Me despido de mi mano que pudo mostrar el rayo o la quietud de las piedras bajo las nieves de antaño. Para que vuelvan a ser bosques y arenas me despido del papel blanco y de la tinta azul de donde surgían ríos perezosos, cerdos en las calles, molinos vacíos. Me despido de los amigos en quienes más he confiado: los conejos y las polillas, las nubes harapientas del verano, mi sombra que solía hablarme en voz baja.
Me despido de las virtudes y de las gracias del planeta: los fracasados, las cajas de música, los murciélagos que al atardecer se deshojan de los bosques de casas de madera.
Me despido de los amigos silenciosos a los que sólo les importa saber dónde se puede beber algo de vino y para los cuales todos los días no son sino un pretexto para entonar canciones pasadas de moda.
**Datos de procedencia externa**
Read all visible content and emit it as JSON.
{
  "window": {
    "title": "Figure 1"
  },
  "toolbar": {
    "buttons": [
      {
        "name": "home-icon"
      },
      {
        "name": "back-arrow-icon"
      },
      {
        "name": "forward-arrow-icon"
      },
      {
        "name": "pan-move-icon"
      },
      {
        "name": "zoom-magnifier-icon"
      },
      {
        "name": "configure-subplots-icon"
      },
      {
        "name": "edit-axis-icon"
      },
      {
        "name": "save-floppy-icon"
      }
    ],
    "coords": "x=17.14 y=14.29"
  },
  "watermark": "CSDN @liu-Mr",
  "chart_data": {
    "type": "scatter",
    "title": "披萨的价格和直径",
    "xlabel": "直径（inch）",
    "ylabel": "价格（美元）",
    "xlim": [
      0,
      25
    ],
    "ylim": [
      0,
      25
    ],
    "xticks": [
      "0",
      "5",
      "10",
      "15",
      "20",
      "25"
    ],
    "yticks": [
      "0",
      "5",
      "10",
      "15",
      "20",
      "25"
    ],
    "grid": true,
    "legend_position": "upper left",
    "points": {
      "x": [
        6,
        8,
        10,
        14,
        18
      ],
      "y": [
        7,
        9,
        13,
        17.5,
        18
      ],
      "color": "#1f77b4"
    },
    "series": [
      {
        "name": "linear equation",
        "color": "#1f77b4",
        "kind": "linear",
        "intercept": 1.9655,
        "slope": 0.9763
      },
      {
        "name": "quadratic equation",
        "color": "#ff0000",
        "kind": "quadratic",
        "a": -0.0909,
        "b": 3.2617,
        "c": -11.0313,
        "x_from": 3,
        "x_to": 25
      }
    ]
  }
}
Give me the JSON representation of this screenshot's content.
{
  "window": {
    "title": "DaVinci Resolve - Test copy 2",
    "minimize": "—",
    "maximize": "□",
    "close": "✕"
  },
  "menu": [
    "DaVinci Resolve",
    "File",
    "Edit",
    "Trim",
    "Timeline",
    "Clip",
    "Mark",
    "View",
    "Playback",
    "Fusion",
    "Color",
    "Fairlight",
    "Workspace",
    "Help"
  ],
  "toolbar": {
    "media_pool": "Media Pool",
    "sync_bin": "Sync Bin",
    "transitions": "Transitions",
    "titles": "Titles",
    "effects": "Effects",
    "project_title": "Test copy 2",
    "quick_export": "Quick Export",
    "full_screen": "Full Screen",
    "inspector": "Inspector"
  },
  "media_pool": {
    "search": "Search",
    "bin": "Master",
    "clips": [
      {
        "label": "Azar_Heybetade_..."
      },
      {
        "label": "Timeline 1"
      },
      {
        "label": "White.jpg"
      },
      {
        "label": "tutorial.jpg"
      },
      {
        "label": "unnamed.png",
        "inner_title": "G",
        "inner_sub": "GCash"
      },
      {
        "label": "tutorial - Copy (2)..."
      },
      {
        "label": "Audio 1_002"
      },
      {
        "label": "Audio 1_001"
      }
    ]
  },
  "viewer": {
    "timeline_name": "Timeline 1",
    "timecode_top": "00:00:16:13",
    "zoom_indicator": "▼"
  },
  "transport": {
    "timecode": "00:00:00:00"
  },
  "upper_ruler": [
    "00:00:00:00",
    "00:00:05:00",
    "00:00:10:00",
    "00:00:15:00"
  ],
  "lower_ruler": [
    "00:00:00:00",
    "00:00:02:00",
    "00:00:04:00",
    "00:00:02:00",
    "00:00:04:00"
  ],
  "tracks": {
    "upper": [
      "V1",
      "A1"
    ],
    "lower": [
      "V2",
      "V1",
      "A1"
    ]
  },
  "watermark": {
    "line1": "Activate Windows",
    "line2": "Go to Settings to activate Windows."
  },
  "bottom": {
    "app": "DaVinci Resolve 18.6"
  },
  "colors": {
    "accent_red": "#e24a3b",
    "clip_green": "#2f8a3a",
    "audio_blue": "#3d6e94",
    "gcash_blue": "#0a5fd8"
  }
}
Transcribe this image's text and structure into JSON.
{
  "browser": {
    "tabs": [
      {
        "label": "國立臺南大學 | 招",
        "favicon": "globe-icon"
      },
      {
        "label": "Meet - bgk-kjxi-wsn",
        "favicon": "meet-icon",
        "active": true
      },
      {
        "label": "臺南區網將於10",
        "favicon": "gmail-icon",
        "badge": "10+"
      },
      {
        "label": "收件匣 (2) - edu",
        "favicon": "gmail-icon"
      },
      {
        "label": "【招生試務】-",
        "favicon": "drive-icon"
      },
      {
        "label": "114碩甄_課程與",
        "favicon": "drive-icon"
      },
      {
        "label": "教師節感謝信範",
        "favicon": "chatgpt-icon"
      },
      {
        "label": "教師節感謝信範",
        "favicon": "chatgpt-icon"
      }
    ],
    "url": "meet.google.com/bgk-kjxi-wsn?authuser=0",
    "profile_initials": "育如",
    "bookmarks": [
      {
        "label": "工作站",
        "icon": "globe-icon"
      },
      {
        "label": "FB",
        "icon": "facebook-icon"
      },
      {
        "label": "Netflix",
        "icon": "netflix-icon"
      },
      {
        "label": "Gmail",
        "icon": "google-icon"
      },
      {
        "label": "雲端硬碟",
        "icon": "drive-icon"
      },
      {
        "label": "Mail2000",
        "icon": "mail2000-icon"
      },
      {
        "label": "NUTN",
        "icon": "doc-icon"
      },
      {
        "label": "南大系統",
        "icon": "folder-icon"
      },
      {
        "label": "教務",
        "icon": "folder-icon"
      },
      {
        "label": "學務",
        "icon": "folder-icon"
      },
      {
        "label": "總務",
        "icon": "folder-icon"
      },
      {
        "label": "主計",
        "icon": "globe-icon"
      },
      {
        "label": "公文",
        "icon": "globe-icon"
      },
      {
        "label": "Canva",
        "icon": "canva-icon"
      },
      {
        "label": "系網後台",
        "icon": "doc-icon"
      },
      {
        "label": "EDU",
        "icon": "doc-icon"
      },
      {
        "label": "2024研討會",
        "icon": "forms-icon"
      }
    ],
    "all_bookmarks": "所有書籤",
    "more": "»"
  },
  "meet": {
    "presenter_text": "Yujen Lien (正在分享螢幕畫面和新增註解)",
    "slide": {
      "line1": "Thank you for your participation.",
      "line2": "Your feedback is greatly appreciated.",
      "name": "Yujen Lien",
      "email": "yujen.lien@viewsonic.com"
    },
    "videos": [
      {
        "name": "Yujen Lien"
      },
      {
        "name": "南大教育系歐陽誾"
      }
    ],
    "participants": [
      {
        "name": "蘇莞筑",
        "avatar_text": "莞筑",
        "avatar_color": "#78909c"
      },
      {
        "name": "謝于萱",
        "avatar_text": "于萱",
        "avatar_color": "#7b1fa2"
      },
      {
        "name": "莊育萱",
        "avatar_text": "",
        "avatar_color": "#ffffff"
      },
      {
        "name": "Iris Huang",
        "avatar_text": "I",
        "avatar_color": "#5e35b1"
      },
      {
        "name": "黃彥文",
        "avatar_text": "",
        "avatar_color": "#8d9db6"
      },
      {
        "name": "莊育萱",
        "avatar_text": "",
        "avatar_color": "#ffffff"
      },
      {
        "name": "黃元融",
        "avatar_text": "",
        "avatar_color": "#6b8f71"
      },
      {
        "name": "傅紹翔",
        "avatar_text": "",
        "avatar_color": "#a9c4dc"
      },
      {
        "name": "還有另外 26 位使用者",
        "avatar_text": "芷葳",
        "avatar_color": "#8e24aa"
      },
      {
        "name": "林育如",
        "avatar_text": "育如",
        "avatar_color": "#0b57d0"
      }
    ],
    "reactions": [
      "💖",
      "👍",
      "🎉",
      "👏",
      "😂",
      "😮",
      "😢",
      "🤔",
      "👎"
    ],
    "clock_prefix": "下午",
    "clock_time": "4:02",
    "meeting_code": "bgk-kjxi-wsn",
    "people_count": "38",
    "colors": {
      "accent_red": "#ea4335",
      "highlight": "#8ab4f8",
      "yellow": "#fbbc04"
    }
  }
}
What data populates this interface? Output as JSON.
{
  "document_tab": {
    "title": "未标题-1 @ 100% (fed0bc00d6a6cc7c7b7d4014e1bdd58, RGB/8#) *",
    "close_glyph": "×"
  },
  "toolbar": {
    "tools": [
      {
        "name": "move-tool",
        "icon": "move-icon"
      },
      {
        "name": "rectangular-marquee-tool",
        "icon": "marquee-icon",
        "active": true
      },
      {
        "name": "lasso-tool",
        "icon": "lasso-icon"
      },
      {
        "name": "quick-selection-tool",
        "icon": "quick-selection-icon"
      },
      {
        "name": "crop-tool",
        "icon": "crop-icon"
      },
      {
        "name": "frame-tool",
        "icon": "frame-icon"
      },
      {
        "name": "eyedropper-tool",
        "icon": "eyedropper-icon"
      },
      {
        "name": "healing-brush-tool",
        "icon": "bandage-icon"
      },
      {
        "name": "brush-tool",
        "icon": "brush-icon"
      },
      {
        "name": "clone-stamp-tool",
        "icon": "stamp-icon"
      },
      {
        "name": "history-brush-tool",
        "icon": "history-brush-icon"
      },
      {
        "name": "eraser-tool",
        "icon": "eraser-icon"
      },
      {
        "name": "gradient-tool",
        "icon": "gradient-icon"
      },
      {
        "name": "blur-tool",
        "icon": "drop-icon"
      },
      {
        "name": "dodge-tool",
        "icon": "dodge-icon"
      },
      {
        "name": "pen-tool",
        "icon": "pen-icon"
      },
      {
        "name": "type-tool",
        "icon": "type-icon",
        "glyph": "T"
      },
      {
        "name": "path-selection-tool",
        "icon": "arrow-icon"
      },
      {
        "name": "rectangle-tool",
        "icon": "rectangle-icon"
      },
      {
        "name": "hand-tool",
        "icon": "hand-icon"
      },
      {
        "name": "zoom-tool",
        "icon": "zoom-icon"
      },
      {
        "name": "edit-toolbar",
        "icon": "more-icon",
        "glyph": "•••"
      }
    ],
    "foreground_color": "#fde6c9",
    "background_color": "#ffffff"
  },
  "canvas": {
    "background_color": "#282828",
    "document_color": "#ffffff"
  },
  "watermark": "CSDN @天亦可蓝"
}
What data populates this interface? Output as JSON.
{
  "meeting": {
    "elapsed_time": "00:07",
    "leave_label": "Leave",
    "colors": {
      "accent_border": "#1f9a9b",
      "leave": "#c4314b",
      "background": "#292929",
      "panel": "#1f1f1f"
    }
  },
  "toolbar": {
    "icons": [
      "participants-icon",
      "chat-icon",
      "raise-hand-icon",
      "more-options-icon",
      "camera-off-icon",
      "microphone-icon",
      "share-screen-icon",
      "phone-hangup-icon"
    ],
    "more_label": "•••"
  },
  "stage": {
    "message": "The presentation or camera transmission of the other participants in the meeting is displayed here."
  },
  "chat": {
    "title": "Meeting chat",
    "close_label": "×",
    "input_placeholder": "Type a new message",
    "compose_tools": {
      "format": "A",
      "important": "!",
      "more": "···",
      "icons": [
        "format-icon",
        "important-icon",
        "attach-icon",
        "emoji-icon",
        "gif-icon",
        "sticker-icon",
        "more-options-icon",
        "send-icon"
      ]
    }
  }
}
Me despido de una muchacha que sin preguntarme si la amaba o no la amaba caminó conmigo y se acostó conmigo cualquiera tarde de ésas en que las calles se llenan de humaredas de hojas quemándose en las acequias. Me despido de la memoria y me despido de la nostalgia –la sal y el agua de mis días sin objeto– y me despido de estos poemas: palabras, palabras –un poco de aire movido por los labios– palabras para ocultar quizás lo único verdadero: que respiramos y dejamos de respirar.